А дальше - переезд по бурному морю. Наш пароход по пути из Стокгольма в Або поздно вечером должен был войти в шхеры, бросить якорь и переждать: ночью ехать опасно. С паспортом у меня дело было неважно. Я спешил, а за спиной была серия предыдущих провалов, когда впервые возникло жуткое ощущение возможности провокации в центре, когда только что был заподозрен и почти уличен известный Татаров, имевший возможность заглянуть в материалы нашего паспортного бюро. Что было делать?

Где-то в Лондоне, у каких-то евреев-эмигрантов, ждавших отправки в Америку, было совсем недавно куплено несколько паспортов; из них по летам ко мне подходил только один паспорт, какого-то Арона Футера или что-то в этом роде. По одежке протягивай ножки, и я, со своей характерной русопетской наружностью, превратился в Арона Футера, приучая себя говорить хоть слегка с еврейским акцентом.

Но эти упражнения оказались лишними. Таможня в Або уже была преобразована дыханием революции. Осмотр моего незатейливого багажа и паспорта был пустой формальностью. На улицах Гельсингфорса мы видели "красную гвардию" капитана Кока. Русских полицейских властей не было ни видно, ни слышно. Оказалось: только завтра пойдет первый после забастовки поезд Гельсингфорс-Петербург. Недаром я летел на всех парах: у меня был свободный день, который я посвятил свиданиям с финскими друзьями активистами: супругами Мальмберг, Тидеманом, Франкенгаузером, Вольтером Стенбек и др.

Здесь на меня накинулись с вопросами о Георгии Гапоне. Что у нас с ним вышло за недоразумение? В чем дело?

Из беседы я убедился, что первоначально обаяние имени и личности Гапона в Финляндии было огромно. На него готовы были чуть не молиться. А потом начались какие-то странности.

Странен был образ жизни Гапона, совсем не "апостольский"; странны его хлопоты о передаче транспорта оружия, шедшего от нас, каким-то появившимся из Петербурга агентам большевистского центра; странно паническое бегство при первой опасности, свидетельствовавшее, как будто, о самой вульгарной трусости...

{234} Гапон заграницей побывал временным гостем почти во всех партиях и организациях, но нигде не "прижился" не пришелся ко двору.
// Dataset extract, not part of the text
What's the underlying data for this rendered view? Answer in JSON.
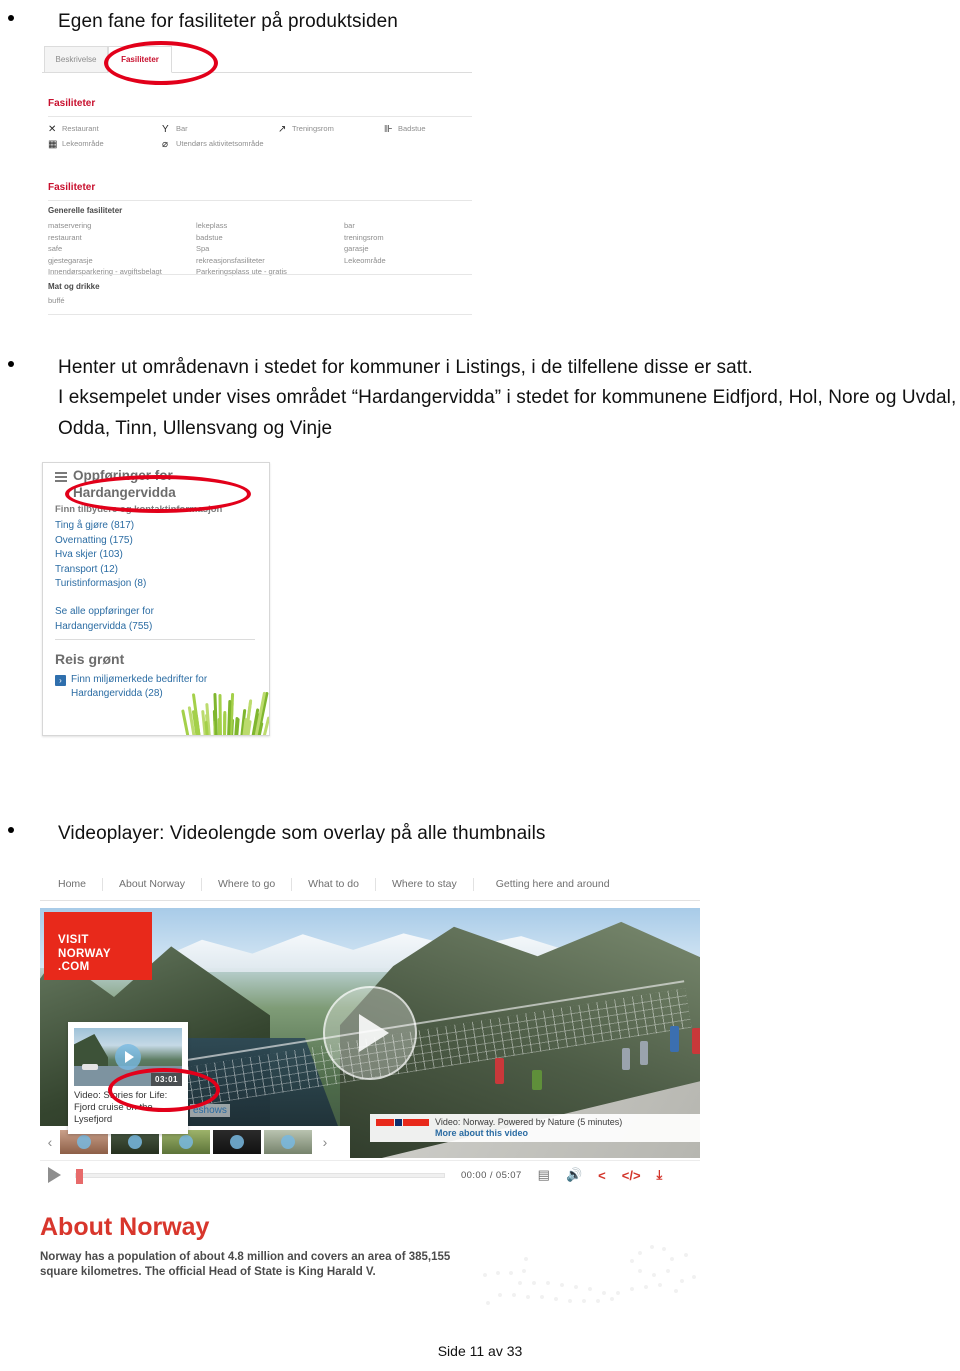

Дольше, чем у других, гостил он у нас, говоря, что мы не болтуны, как разные иные прочие, а люди дела; он особенно пытался сблизиться с бабушкой Брешковской и неофитом партии, крайним революционером из бывших толстовцев, кн. Д. А. Хилковым. Он проектировал вместе с ними "комитет трех" или "верховный боевой комитет", заведующий всеми видами вооруженной массовой борьбы и подготовительной к ней работы, наподобие того, как "боевая организация" заведует борьбой индивидуально-террористической. Не встретив, кроме них, ни в ком из руководящих деятелей партии поддержки и заметив нарастающее к нему скептическое отношение, Гапон уехал из Женевы в Лондон.
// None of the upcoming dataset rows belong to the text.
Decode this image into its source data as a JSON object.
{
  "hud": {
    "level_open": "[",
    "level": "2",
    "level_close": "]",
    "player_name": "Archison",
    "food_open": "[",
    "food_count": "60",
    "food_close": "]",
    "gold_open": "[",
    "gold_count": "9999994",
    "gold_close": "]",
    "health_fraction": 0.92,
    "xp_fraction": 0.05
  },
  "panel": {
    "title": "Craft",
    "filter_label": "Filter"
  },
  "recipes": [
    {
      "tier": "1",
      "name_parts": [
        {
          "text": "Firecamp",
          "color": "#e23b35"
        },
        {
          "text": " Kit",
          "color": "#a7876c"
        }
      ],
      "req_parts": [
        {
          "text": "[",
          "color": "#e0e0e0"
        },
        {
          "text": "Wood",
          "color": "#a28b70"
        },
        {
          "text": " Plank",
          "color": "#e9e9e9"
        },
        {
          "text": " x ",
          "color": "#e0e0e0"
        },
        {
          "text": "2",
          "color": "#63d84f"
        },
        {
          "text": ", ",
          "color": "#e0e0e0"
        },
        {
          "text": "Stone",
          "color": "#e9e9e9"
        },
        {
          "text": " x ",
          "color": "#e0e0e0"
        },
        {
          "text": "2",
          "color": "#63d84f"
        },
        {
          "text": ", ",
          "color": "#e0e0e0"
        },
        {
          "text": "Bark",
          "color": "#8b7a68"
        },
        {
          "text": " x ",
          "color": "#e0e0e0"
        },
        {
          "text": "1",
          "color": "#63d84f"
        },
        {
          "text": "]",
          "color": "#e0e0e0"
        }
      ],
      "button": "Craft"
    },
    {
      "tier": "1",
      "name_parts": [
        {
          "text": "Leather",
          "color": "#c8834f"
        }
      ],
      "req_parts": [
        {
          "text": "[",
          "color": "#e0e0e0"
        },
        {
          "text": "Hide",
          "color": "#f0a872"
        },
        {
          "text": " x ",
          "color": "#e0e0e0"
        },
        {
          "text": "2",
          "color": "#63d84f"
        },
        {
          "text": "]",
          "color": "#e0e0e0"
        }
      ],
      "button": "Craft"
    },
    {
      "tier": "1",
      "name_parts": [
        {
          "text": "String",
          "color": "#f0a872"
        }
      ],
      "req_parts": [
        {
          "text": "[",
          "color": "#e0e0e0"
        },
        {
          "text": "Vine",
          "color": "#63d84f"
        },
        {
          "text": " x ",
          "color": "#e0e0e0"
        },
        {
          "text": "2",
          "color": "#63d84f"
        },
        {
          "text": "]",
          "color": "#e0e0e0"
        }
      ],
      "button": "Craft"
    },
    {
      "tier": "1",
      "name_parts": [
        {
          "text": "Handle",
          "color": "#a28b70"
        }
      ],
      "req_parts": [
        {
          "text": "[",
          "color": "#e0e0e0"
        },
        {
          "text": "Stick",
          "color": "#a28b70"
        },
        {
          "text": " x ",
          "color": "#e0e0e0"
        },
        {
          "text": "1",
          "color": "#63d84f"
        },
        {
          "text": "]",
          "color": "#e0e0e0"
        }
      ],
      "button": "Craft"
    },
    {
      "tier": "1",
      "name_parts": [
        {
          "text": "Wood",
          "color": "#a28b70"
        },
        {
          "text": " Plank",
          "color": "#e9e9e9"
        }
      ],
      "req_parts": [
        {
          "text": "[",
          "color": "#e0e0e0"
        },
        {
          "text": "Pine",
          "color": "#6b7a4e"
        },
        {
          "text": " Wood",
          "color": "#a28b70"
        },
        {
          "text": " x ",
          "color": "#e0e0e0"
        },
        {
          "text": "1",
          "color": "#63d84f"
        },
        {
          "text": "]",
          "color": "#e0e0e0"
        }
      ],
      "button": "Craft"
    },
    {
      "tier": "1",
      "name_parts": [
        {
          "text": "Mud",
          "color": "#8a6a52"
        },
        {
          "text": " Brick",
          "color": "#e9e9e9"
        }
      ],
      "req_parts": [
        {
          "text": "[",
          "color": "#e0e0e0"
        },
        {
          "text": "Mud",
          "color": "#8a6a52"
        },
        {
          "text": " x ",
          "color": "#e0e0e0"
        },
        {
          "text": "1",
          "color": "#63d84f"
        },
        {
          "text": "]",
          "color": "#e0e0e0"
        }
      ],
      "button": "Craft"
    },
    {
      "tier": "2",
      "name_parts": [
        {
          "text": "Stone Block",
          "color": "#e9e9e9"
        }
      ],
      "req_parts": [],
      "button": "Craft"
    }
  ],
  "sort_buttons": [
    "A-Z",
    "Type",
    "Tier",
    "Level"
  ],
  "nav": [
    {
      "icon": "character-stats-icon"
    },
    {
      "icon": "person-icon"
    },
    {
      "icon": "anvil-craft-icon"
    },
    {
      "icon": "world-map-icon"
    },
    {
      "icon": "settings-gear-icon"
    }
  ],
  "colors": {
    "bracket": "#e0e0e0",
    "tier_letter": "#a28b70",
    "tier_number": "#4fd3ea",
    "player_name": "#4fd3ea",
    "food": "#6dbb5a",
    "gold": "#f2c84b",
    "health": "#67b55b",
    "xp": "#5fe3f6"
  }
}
Там он замыслил образовать всероссийский рабочий союз, который исподволь должен заместить собою все партии. В этот момент он собирался "использовать" махаевцев, с которыми усиленно сговаривался, и находившихся под некоторым влиянием "махаевщины" максималистов; в Лондоне же он пробовал сблизиться с анархистами, захаживал к Кропоткину, просил у него письма к русским рабочим, с рекомендацией - организоваться вне социалистических партий, в аполитичный чисто рабочий союз. Был он вообще человек явно себе на уме, вечно хитрил, везде толкался, всё вынюхивал, всех собирался "использовать", всех обернуть вокруг пальца, с огромной верой в свои силы, как демагога, способного "ударять по сердцам с неведомою силой" и вести за собой толпу, как послушное стадо.